The concept of limited working hours in a day and week is one which has global consensus and following. The International Labour Organisation established this general rule through its Hours of Work (Industry) Convention, 1919, and adopted certain proposals for applying the principle of the 8-hours day or of the 48-hours week. India, then under British Rule, ratified this Convention on 14.07.1921.
Apart from the health aspect, a worker must be given time to attend to his familial and social obligations, and undertake any leisurely or social activity, or generally do what he will in the free time given to him. This serves to alleviate work pressure and allows the worker to be mentally and physically prepared for his work.

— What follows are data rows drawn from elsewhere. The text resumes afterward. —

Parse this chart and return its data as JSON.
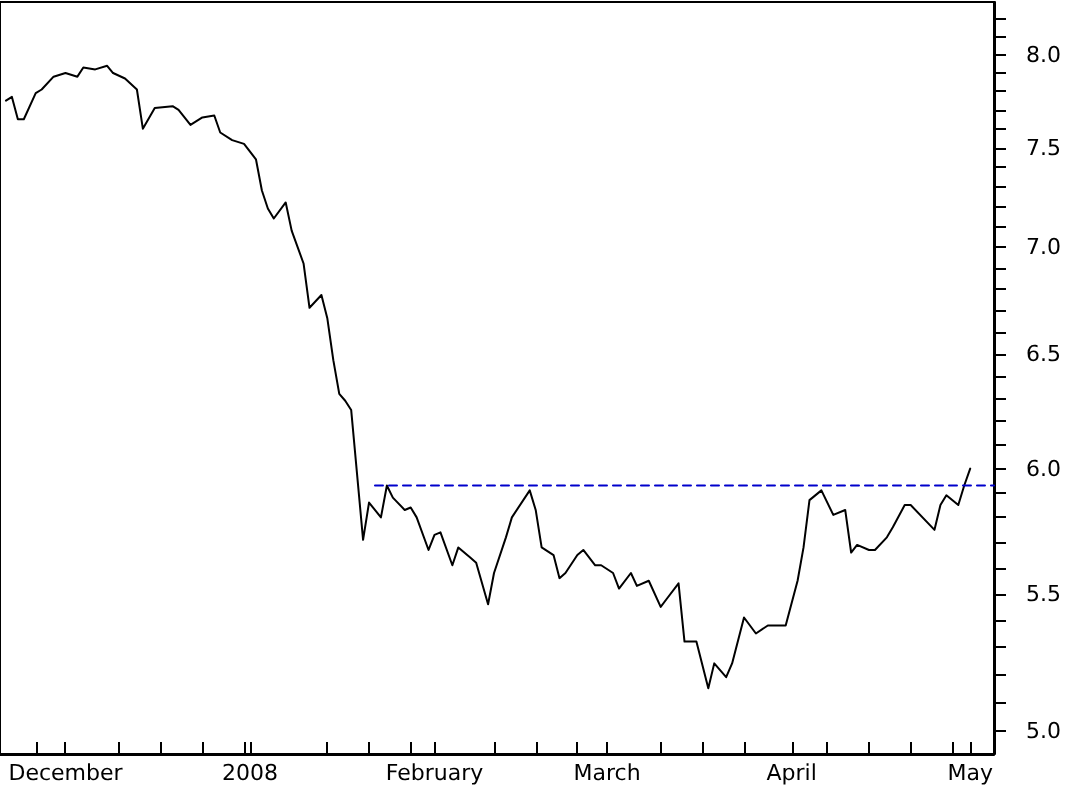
{
  "chart_data": {
    "type": "line",
    "log": "y",
    "grid": false,
    "marker": "none",
    "xlim": [
      "2007-11-20",
      "2008-05-05"
    ],
    "xticks": [
      {
        "value": "2007-11-26",
        "label": null
      },
      {
        "value": "2007-12-01",
        "label": "December"
      },
      {
        "value": "2007-12-10",
        "label": null
      },
      {
        "value": "2007-12-17",
        "label": null
      },
      {
        "value": "2007-12-24",
        "label": null
      },
      {
        "value": "2007-12-31",
        "label": null
      },
      {
        "value": "2008-01-01",
        "label": "2008"
      },
      {
        "value": "2008-01-14",
        "label": null
      },
      {
        "value": "2008-01-21",
        "label": null
      },
      {
        "value": "2008-01-28",
        "label": null
      },
      {
        "value": "2008-02-01",
        "label": "February"
      },
      {
        "value": "2008-02-11",
        "label": null
      },
      {
        "value": "2008-02-18",
        "label": null
      },
      {
        "value": "2008-02-25",
        "label": null
      },
      {
        "value": "2008-03-01",
        "label": "March"
      },
      {
        "value": "2008-03-10",
        "label": null
      },
      {
        "value": "2008-03-17",
        "label": null
      },
      {
        "value": "2008-03-24",
        "label": null
      },
      {
        "value": "2008-04-01",
        "label": "April"
      },
      {
        "value": "2008-04-07",
        "label": null
      },
      {
        "value": "2008-04-14",
        "label": null
      },
      {
        "value": "2008-04-21",
        "label": null
      },
      {
        "value": "2008-04-28",
        "label": null
      },
      {
        "value": "2008-05-01",
        "label": "May"
      }
    ],
    "ylim": [
      4.92,
      8.3
    ],
    "yticks": [
      {
        "value": 5,
        "label": "5.0"
      },
      {
        "value": 5.1,
        "label": null
      },
      {
        "value": 5.2,
        "label": null
      },
      {
        "value": 5.3,
        "label": null
      },
      {
        "value": 5.4,
        "label": null
      },
      {
        "value": 5.5,
        "label": "5.5"
      },
      {
        "value": 5.6,
        "label": null
      },
      {
        "value": 5.7,
        "label": null
      },
      {
        "value": 5.8,
        "label": null
      },
      {
        "value": 5.9,
        "label": null
      },
      {
        "value": 6,
        "label": "6.0"
      },
      {
        "value": 6.1,
        "label": null
      },
      {
        "value": 6.2,
        "label": null
      },
      {
        "value": 6.3,
        "label": null
      },
      {
        "value": 6.4,
        "label": null
      },
      {
        "value": 6.5,
        "label": "6.5"
      },
      {
        "value": 6.6,
        "label": null
      },
      {
        "value": 6.7,
        "label": null
      },
      {
        "value": 6.8,
        "label": null
      },
      {
        "value": 6.9,
        "label": null
      },
      {
        "value": 7,
        "label": "7.0"
      },
      {
        "value": 7.1,
        "label": null
      },
      {
        "value": 7.2,
        "label": null
      },
      {
        "value": 7.3,
        "label": null
      },
      {
        "value": 7.4,
        "label": null
      },
      {
        "value": 7.5,
        "label": "7.5"
      },
      {
        "value": 7.6,
        "label": null
      },
      {
        "value": 7.7,
        "label": null
      },
      {
        "value": 7.8,
        "label": null
      },
      {
        "value": 7.9,
        "label": null
      },
      {
        "value": 8,
        "label": "8.0"
      },
      {
        "value": 8.1,
        "label": null
      },
      {
        "value": 8.2,
        "label": null
      }
    ],
    "series": [
      {
        "color": "#000000",
        "line_style": "solid",
        "x": [
          "2007-11-21",
          "2007-11-22",
          "2007-11-23",
          "2007-11-24",
          "2007-11-26",
          "2007-11-27",
          "2007-11-29",
          "2007-12-01",
          "2007-12-03",
          "2007-12-04",
          "2007-12-06",
          "2007-12-08",
          "2007-12-09",
          "2007-12-11",
          "2007-12-13",
          "2007-12-14",
          "2007-12-16",
          "2007-12-19",
          "2007-12-20",
          "2007-12-22",
          "2007-12-24",
          "2007-12-26",
          "2007-12-27",
          "2007-12-29",
          "2007-12-31",
          "2008-01-02",
          "2008-01-03",
          "2008-01-04",
          "2008-01-05",
          "2008-01-07",
          "2008-01-08",
          "2008-01-10",
          "2008-01-11",
          "2008-01-13",
          "2008-01-14",
          "2008-01-15",
          "2008-01-16",
          "2008-01-17",
          "2008-01-18",
          "2008-01-20",
          "2008-01-21",
          "2008-01-23",
          "2008-01-24",
          "2008-01-25",
          "2008-01-27",
          "2008-01-28",
          "2008-01-29",
          "2008-01-31",
          "2008-02-01",
          "2008-02-02",
          "2008-02-04",
          "2008-02-05",
          "2008-02-07",
          "2008-02-08",
          "2008-02-10",
          "2008-02-11",
          "2008-02-13",
          "2008-02-14",
          "2008-02-17",
          "2008-02-18",
          "2008-02-19",
          "2008-02-21",
          "2008-02-22",
          "2008-02-23",
          "2008-02-25",
          "2008-02-26",
          "2008-02-28",
          "2008-02-29",
          "2008-03-02",
          "2008-03-03",
          "2008-03-05",
          "2008-03-06",
          "2008-03-08",
          "2008-03-10",
          "2008-03-11",
          "2008-03-13",
          "2008-03-14",
          "2008-03-16",
          "2008-03-18",
          "2008-03-19",
          "2008-03-21",
          "2008-03-22",
          "2008-03-24",
          "2008-03-26",
          "2008-03-28",
          "2008-03-31",
          "2008-04-02",
          "2008-04-03",
          "2008-04-04",
          "2008-04-06",
          "2008-04-08",
          "2008-04-10",
          "2008-04-11",
          "2008-04-12",
          "2008-04-14",
          "2008-04-15",
          "2008-04-17",
          "2008-04-18",
          "2008-04-20",
          "2008-04-21",
          "2008-04-25",
          "2008-04-26",
          "2008-04-27",
          "2008-04-29",
          "2008-04-30",
          "2008-05-01"
        ],
        "values": [
          7.75,
          7.77,
          7.65,
          7.65,
          7.79,
          7.81,
          7.88,
          7.9,
          7.88,
          7.93,
          7.92,
          7.94,
          7.9,
          7.87,
          7.81,
          7.6,
          7.71,
          7.72,
          7.7,
          7.62,
          7.66,
          7.67,
          7.58,
          7.54,
          7.52,
          7.44,
          7.28,
          7.19,
          7.14,
          7.22,
          7.08,
          6.92,
          6.71,
          6.77,
          6.66,
          6.47,
          6.32,
          6.29,
          6.25,
          5.71,
          5.86,
          5.8,
          5.93,
          5.88,
          5.83,
          5.84,
          5.8,
          5.67,
          5.73,
          5.74,
          5.61,
          5.68,
          5.64,
          5.62,
          5.46,
          5.58,
          5.72,
          5.8,
          5.91,
          5.83,
          5.68,
          5.65,
          5.56,
          5.58,
          5.65,
          5.67,
          5.61,
          5.61,
          5.58,
          5.52,
          5.58,
          5.53,
          5.55,
          5.45,
          5.48,
          5.54,
          5.32,
          5.32,
          5.15,
          5.24,
          5.19,
          5.24,
          5.41,
          5.35,
          5.38,
          5.38,
          5.55,
          5.68,
          5.87,
          5.91,
          5.81,
          5.83,
          5.66,
          5.69,
          5.67,
          5.67,
          5.72,
          5.76,
          5.85,
          5.85,
          5.75,
          5.85,
          5.89,
          5.85,
          5.93,
          6.0
        ]
      },
      {
        "color": "#0000cc",
        "line_style": "dashed",
        "x": [
          "2008-01-22",
          "2008-05-05"
        ],
        "values": [
          5.93,
          5.93
        ]
      }
    ]
  }
}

Since the worker is expected to work with dedication for his employer, family tensions, tendencies to drink excessively or gamble, or taking up work elsewhere can easily affect the working of the worker for his employer. Hence, double employment or taking up work elsewhere apart from the primary employer can constitute misconduct and grounds for disciplinary action. However, the employer must be vigilant to ensure that double employment within the meaning of either the Factories Act and the Shops and Establishments Acts does not take place, since obligations are placed on the employer, and failure to show that reasonable precautions have been taken to prevent double employment could prejudicially affect an employer’s case of misconduct on the part of the worker/employee.

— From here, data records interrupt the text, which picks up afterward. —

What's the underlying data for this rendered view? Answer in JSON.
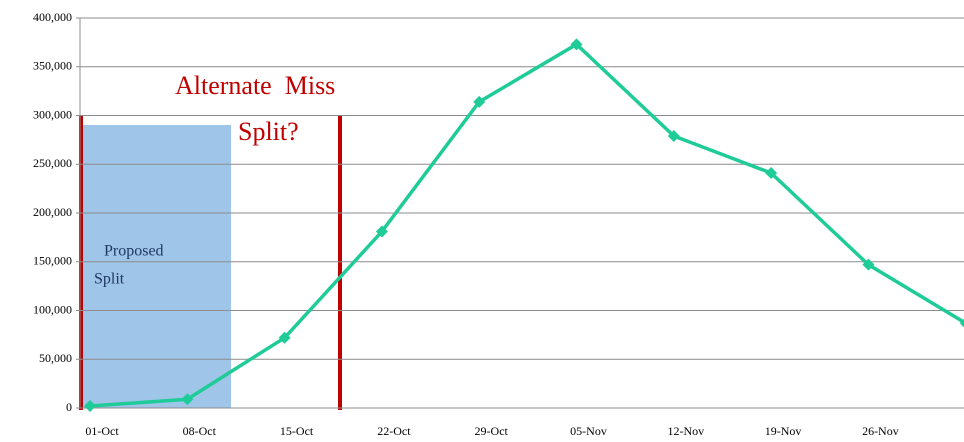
{
  "chart_data": {
    "type": "line",
    "categories": [
      "01-Oct",
      "08-Oct",
      "15-Oct",
      "22-Oct",
      "29-Oct",
      "05-Nov",
      "12-Nov",
      "19-Nov",
      "26-Nov",
      null
    ],
    "series": [
      {
        "color": "#1fcc97",
        "values": [
          2000,
          9000,
          72000,
          181000,
          314000,
          373000,
          279000,
          241000,
          147000,
          87000
        ]
      }
    ],
    "ylim": [
      0,
      400000
    ],
    "yticks": [
      {
        "value": 0,
        "label": "0"
      },
      {
        "value": 50000,
        "label": "50,000"
      },
      {
        "value": 100000,
        "label": "100,000"
      },
      {
        "value": 150000,
        "label": "150,000"
      },
      {
        "value": 200000,
        "label": "200,000"
      },
      {
        "value": 250000,
        "label": "250,000"
      },
      {
        "value": 300000,
        "label": "300,000"
      },
      {
        "value": 350000,
        "label": "350,000"
      },
      {
        "value": 400000,
        "label": "400,000"
      }
    ],
    "grid": true,
    "annotations": [
      "Alternate  Miss",
      "Split?",
      "Proposed",
      "Split"
    ]
  }
}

As a practice, an employer should inform workers and employees through means normally adopted by the employer to give information to all employees (such as the notice board, office policies, office memos, on the website of the employer, etc.) that as a policy, the employer factory / establishment does not authorize any employee to accept employment or even honorary work for remuneration / honorarium unless written permission of the Management is obtained. This can keep the worker and employees aware of the policies and also serves as a necessary protection to the employer from issues in this regard.